New low in hacktacular: Barack Obama is in big trouble, because he's "too perfect" (read: monogamous). Also, he's just like Mitt Romney and Martha Stewart, and look what happened to them. And look, we have like nine GOP consultants who will say so! On the record, even!

Also, Jon Stewart is "exasperated." He doesn't say so, but The rePubOLITICO can just tell.

None of this could possibly be related to Mark Sanford or John Ensign, and Barack Obama should just resign before he doesn't do something wrong again.

1 comment:

James Briggs Stratton "Doghouse" Riley said...

The former Massachusetts governor and GOP presidential candidate is a spectacularly good-looking man, extremely wealthy, well-spoken and accomplished in his professional career. And a segment of the voting public hated him for it.

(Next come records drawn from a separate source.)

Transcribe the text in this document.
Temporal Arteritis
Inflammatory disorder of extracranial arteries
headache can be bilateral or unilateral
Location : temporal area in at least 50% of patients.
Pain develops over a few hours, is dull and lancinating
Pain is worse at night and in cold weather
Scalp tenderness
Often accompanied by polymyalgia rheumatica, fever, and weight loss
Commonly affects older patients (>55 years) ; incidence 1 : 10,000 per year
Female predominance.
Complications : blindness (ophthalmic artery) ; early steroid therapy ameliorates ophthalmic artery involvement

As far as I know (let's say "fairly exhaustive amateur researcher") there's no drug, legal or illegal, that makes you think or talk like this, no neuropathology to explain it; certainly there's no logical process that would cause it (excepting, maybe, a lifetime spent in a tiger cage or Skinner box, but Eamon Javers is thirty-six years old; who would have been force-feeding him Mitt Romney PR since the late 1970s?). There's Hypertrophic Beltway Insider Syndrome, but this surely exceeds the worst recorded examples by an order of magnitude. The use of that made-up demi-statistic proves that, at least in some sense, Javers is "doing his job" rather than simply hallucinating uncontrollably, but the suggestion that anyone thought Mittens "too perfect" rather than "a complete phony willing to say anything to get the nomination" is either a brilliant literary creation or the early onset of dementia. We take as a given that, even in this country the odds of finding anyone who'd say something like that, even for money, under his own name are slim. My demented mother used to confabulate like that; now she mostly grins a lot, and the kid next door used to go on in much the same way, but then he turned six. It's just a hunch, but I think if an answer is to be found it'll be in some obscure 19th century medical journal, or, perhaps, the bite of radioactive nit.